18/12/17

Les Droits de l'Homme s'appliquent également dans les contentieux TVA

L’arrêt de la CJUE rendu le 5 décembre 2017 dans l’affaire C-42/17 "M.A.S. et M.B.", est remarquable car il est venu placer jusqu'à la Charte Européenne des Droits Fondamentaux et surtout la Convention Européenne des Droits de l'Homme comme garanties procédurales en faveur des assujettis à la TVA.

A l'origine de cette affaire, une poursuite pénale en Italie, pour une forme de fraude carrousel TVA.

L'issue de cette instance se trouvait incertaine du fait que, si la procédure pénale italienne était claire pour déclarer prescrite l'action, la stricte application d'un précédent arrêt de la CJUE du 16 octobre 2015 (affaire C-105/14, "Tarrico") amenait au contraire à considérer que la prescription était inapplicable en raison de l'article 325 du Traité de Fonctionnement de l'Union Européenne (TFUE), selon lequel:

"1. L'Union et les États membres combattent la fraude et tout autre activité illégale portant atteinte aux intérêts financiers de l'Union par des mesures […] dissuasives et offrent une protection effective dans les États membres, ainsi que dans les institutions, organes et organismes de l'Union.

2. Les États membres prennent les mêmes mesures pour combattre la fraude portant atteinte aux intérêts financiers de l'Union que celles qu'ils prennent pour combattre la fraude portant atteinte à leurs propres intérêts financiers."
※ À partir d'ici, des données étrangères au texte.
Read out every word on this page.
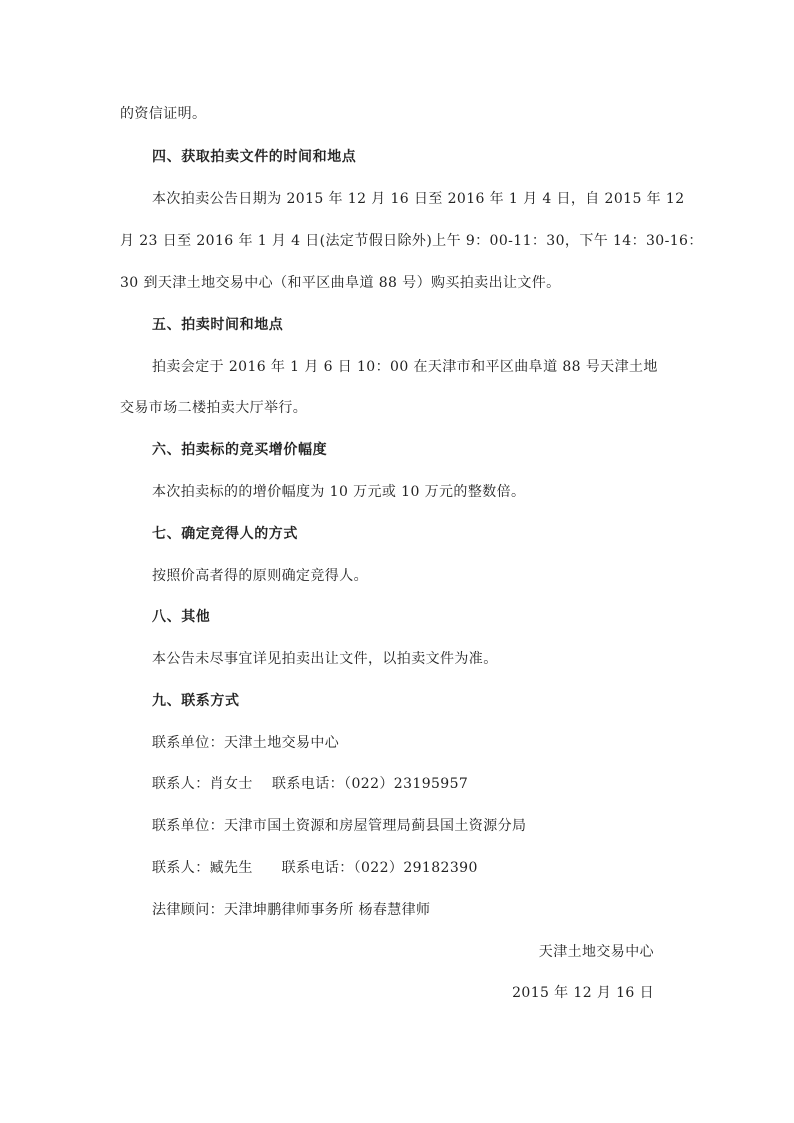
的资信证明。
四、获取拍卖文件的时间和地点
本次拍卖公告日期为 2015 年 12 月 16 日至 2016 年 1 月 4 日，自 2015 年 12
月 23 日至 2016 年 1 月 4 日(法定节假日除外)上午 9：00-11：30，下午 14：30-16：
30 到天津土地交易中心（和平区曲阜道 88 号）购买拍卖出让文件。
五、拍卖时间和地点
拍卖会定于 2016 年 1 月 6 日 10：00 在天津市和平区曲阜道 88 号天津土地
交易市场二楼拍卖大厅举行。
六、拍卖标的竞买增价幅度
本次拍卖标的的增价幅度为 10 万元或 10 万元的整数倍。
七、确定竞得人的方式
按照价高者得的原则确定竞得人。
八、其他
本公告未尽事宜详见拍卖出让文件，以拍卖文件为准。
九、联系方式
联系单位：天津土地交易中心
联系人：肖女士　 联系电话：（022）23195957
联系单位：天津市国土资源和房屋管理局蓟县国土资源分局
联系人：臧先生　　联系电话：（022）29182390
法律顾问：天津坤鹏律师事务所 杨春慧律师
天津土地交易中心
2015 年 12 月 16 日
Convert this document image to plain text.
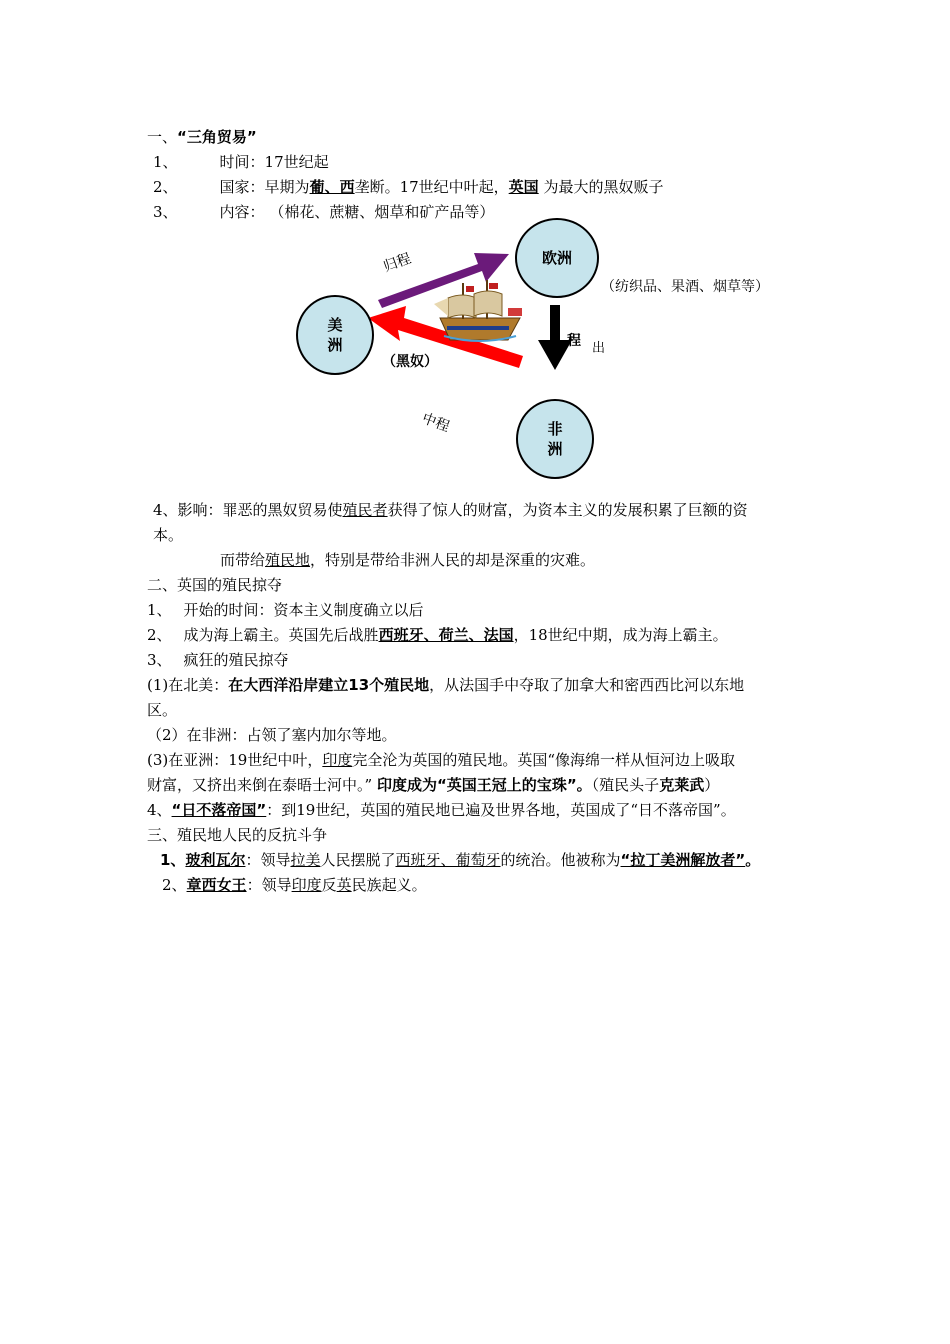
一、“三角贸易”
1、	时间：17世纪起
2、	国家：早期为葡、西垄断。17世纪中叶起，英国 为最大的黑奴贩子
3、	内容： （棉花、蔗糖、烟草和矿产品等）
欧洲
美
洲
非
洲
归程
中程
程 出
（黑奴）
（纺织品、果酒、烟草等）
4、影响：罪恶的黑奴贸易使殖民者获得了惊人的财富，为资本主义的发展积累了巨额的资
本。
而带给殖民地，特别是带给非洲人民的却是深重的灾难。
二、英国的殖民掠夺
1、 开始的时间：资本主义制度确立以后
2、 成为海上霸主。英国先后战胜西班牙、荷兰、法国，18世纪中期，成为海上霸主。
3、 疯狂的殖民掠夺
(1)在北美：在大西洋沿岸建立13个殖民地，从法国手中夺取了加拿大和密西西比河以东地
区。
（2）在非洲：占领了塞内加尔等地。
(3)在亚洲：19世纪中叶，印度完全沦为英国的殖民地。英国“像海绵一样从恒河边上吸取
财富，又挤出来倒在泰晤士河中。” 印度成为“英国王冠上的宝珠”。（殖民头子克莱武）
4、“日不落帝国”：到19世纪，英国的殖民地已遍及世界各地，英国成了“日不落帝国”。
三、殖民地人民的反抗斗争
1、玻利瓦尔：领导拉美人民摆脱了西班牙、葡萄牙的统治。他被称为“拉丁美洲解放者”。
2、章西女王：领导印度反英民族起义。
Et la jurisprudence "Tarrico" a de facto sommé les juridictions répressives de ne pas "tenir compte de règles de droit interne qui font obstacle à l’infliction de sanctions pénales effectives et dissuasives dans un nombre considérable de cas de fraude grave portant atteinte aux intérêts financiers de l’Union européenne ou qui prévoient des délais de prescription plus courts pour les cas de fraude grave portant atteinte auxdits intérêts que pour ceux portant atteinte aux intérêts financiers de l’État membre concerné".
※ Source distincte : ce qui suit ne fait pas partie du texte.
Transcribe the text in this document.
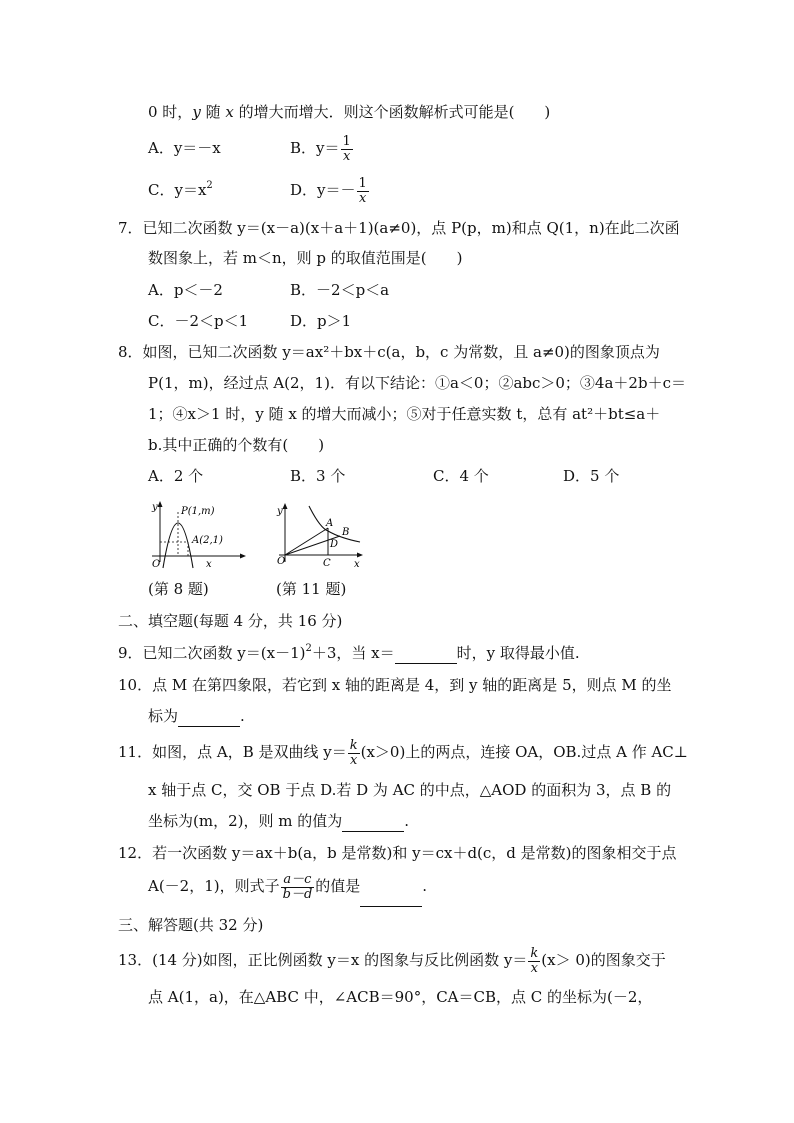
0 时，y 随 x 的增大而增大．则这个函数解析式可能是(　　)
A．y＝－x	B．$y= \frac{1}{x}$
C．$y=x^2$	D．$y=- \frac{1}{x}$
7．已知二次函数 y＝(x－a)(x＋a＋1)(a≠0)，点 P(p，m)和点 Q(1，n)在此二次函
数图象上，若 m＜n，则 p 的取值范围是(　　)
A．p＜－2	B．－2＜p＜a
C．－2＜p＜1	D．p＞1
8．如图，已知二次函数 y＝ax²＋bx＋c(a，b，c 为常数，且 a≠0)的图象顶点为
P(1，m)，经过点 A(2，1)．有以下结论：①a＜0；②abc＞0；③4a＋2b＋c＝
1；④x＞1 时，y 随 x 的增大而减小；⑤对于任意实数 t，总有 at²＋bt≤a＋
b.其中正确的个数有(　　)
A．2 个	B．3 个	C．4 个	D．5 个
y
x
O
P(1,m)
A(2,1)
(第 8 题)
y
x
O	C
A
B
D
(第 11 题)
二、填空题(每题 4 分，共 16 分)
9．已知二次函数 $y=(x-1)^2+3$，当 x＝	时，y 取得最小值.
10．点 M 在第四象限，若它到 x 轴的距离是 4，到 y 轴的距离是 5，则点 M 的坐
标为	.
11．如图，点 A，B 是双曲线 $y= \frac{k}{x} (x>0)$上的两点，连接 OA，OB.过点 A 作 AC⊥
x 轴于点 C，交 OB 于点 D.若 D 为 AC 的中点，△AOD 的面积为 3，点 B 的
坐标为(m，2)，则 m 的值为	.
12．若一次函数 y＝ax＋b(a，b 是常数)和 y＝cx＋d(c，d 是常数)的图象相交于点
A(－2，1)，则式子 $\frac{a-c}{b-d}$ 的值是	.
三、解答题(共 32 分)
13．(14 分)如图，正比例函数 y＝x 的图象与反比例函数 $y= \frac{k}{x} (x> 0)$的图象交于
点 A(1，a)，在△ABC 中，∠ACB＝90°，CA＝CB，点 C 的坐标为(－2，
Malgré la clarté de cet arrêt, la Cour de Justice a décidé le 5 décembre 2017 de ne pas sacrifier à l'autel des intérêts financiers de l'Union européenne le principe fondamental de légalité des délits et des peines.
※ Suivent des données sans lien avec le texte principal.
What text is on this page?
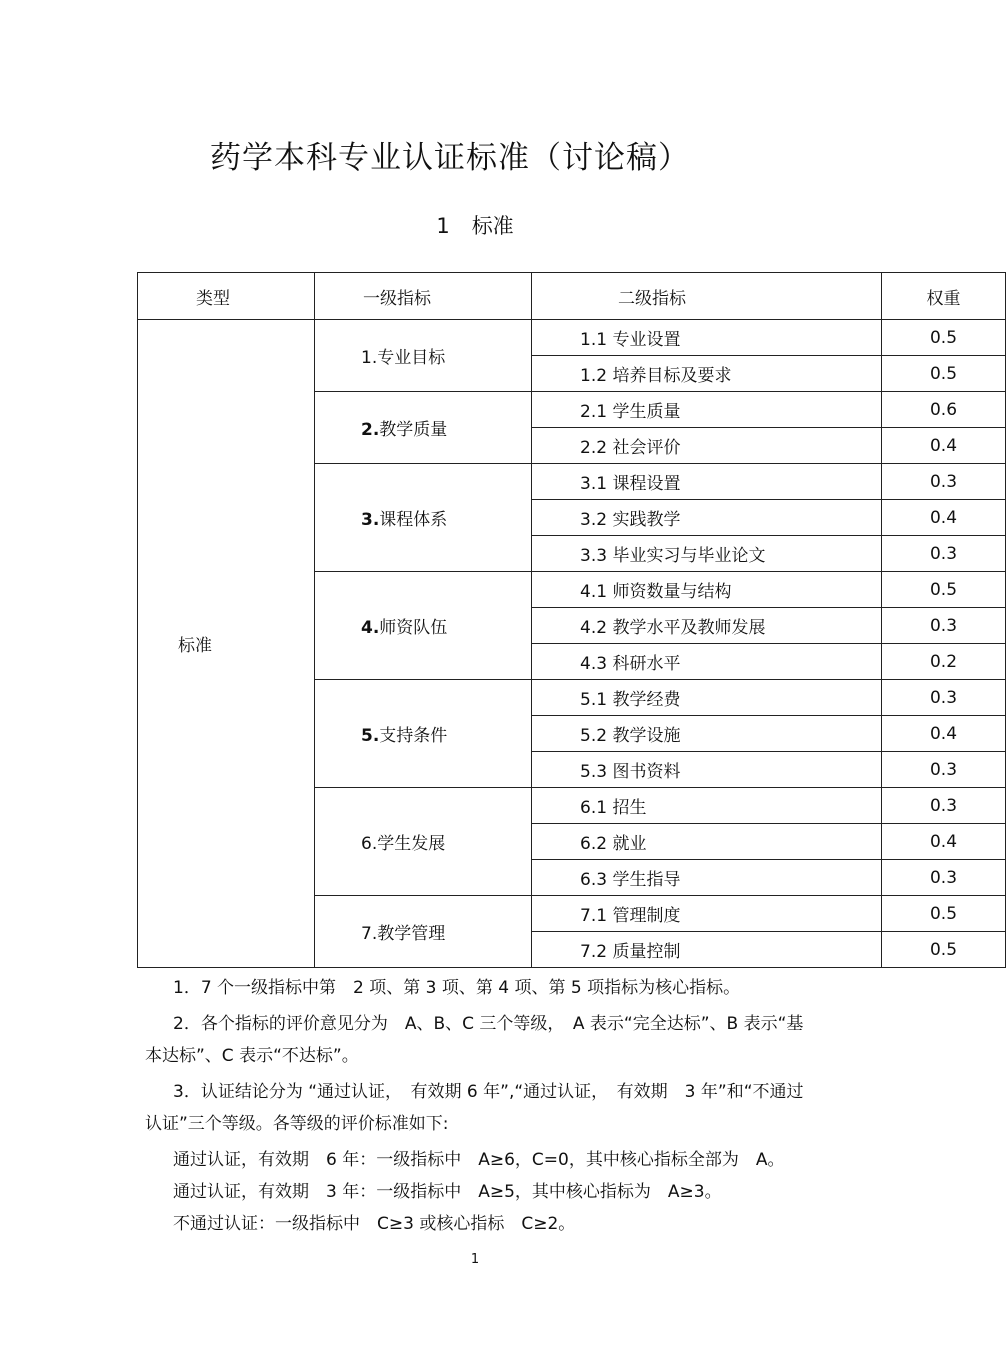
药学本科专业认证标准（讨论稿）
1 标准
类型	一级指标	二级指标	权重
标准	1.专业目标	1.1 专业设置	0.5
		1.2 培养目标及要求	0.5
	2.教学质量	2.1 学生质量	0.6
		2.2 社会评价	0.4
	3.课程体系	3.1 课程设置	0.3
		3.2 实践教学	0.4
		3.3 毕业实习与毕业论文	0.3
	4.师资队伍	4.1 师资数量与结构	0.5
		4.2 教学水平及教师发展	0.3
		4.3 科研水平	0.2
	5.支持条件	5.1 教学经费	0.3
		5.2 教学设施	0.4
		5.3 图书资料	0.3
	6.学生发展	6.1 招生	0.3
		6.2 就业	0.4
		6.3 学生指导	0.3
	7.教学管理	7.1 管理制度	0.5
		7.2 质量控制	0.5

1．7 个一级指标中第　2 项、第 3 项、第 4 项、第 5 项指标为核心指标。

2．各个指标的评价意见分为　A、B、C 三个等级，　A 表示“完全达标”、B 表示“基本达标”、C 表示“不达标”。

3．认证结论分为 “通过认证，　有效期 6 年”,“通过认证，　有效期　3 年”和“不通过认证”三个等级。各等级的评价标准如下:

通过认证，有效期　6 年：一级指标中　A≥6，C=0，其中核心指标全部为　A。

通过认证，有效期　3 年：一级指标中　A≥5，其中核心指标为　A≥3。

不通过认证：一级指标中　C≥3 或核心指标　C≥2。

1
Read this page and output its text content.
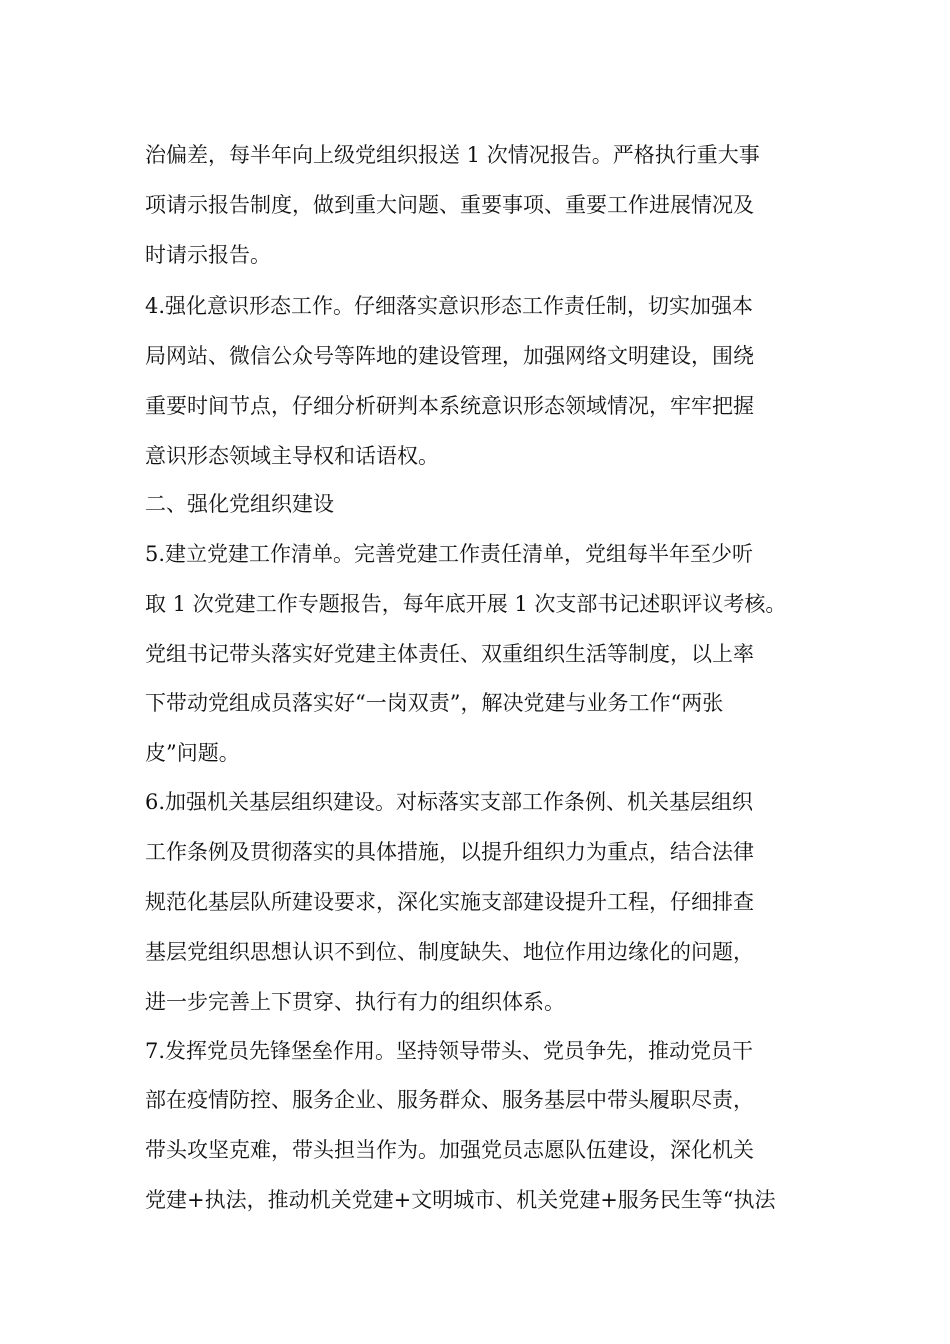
治偏差，每半年向上级党组织报送 1 次情况报告。严格执行重大事
项请示报告制度，做到重大问题、重要事项、重要工作进展情况及
时请示报告。
4.强化意识形态工作。仔细落实意识形态工作责任制，切实加强本
局网站、微信公众号等阵地的建设管理，加强网络文明建设，围绕
重要时间节点，仔细分析研判本系统意识形态领域情况，牢牢把握
意识形态领域主导权和话语权。
二、强化党组织建设
5.建立党建工作清单。完善党建工作责任清单，党组每半年至少听
取 1 次党建工作专题报告，每年底开展 1 次支部书记述职评议考核。
党组书记带头落实好党建主体责任、双重组织生活等制度，以上率
下带动党组成员落实好“一岗双责”，解决党建与业务工作“两张
皮”问题。
6.加强机关基层组织建设。对标落实支部工作条例、机关基层组织
工作条例及贯彻落实的具体措施，以提升组织力为重点，结合法律
规范化基层队所建设要求，深化实施支部建设提升工程，仔细排查
基层党组织思想认识不到位、制度缺失、地位作用边缘化的问题，
进一步完善上下贯穿、执行有力的组织体系。
7.发挥党员先锋堡垒作用。坚持领导带头、党员争先，推动党员干
部在疫情防控、服务企业、服务群众、服务基层中带头履职尽责，
带头攻坚克难，带头担当作为。加强党员志愿队伍建设，深化机关
党建+执法，推动机关党建+文明城市、机关党建+服务民生等“执法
Il est retenu que les exigences de prévisibilité, précision et non-rétroactivité de la loi pénale :

découlent du principe de légalité des délits et des peines, consacré dans la charte des droits fondamentaux de l’Union européenne ainsi que dans la convention de sauvegarde des droits de l’homme et des libertés fondamentales, et
s’opposent de ce fait à ce que l’efficacité fiscale poursuivie par l’article 325 TFUE puisse sortir aveuglément ses effets.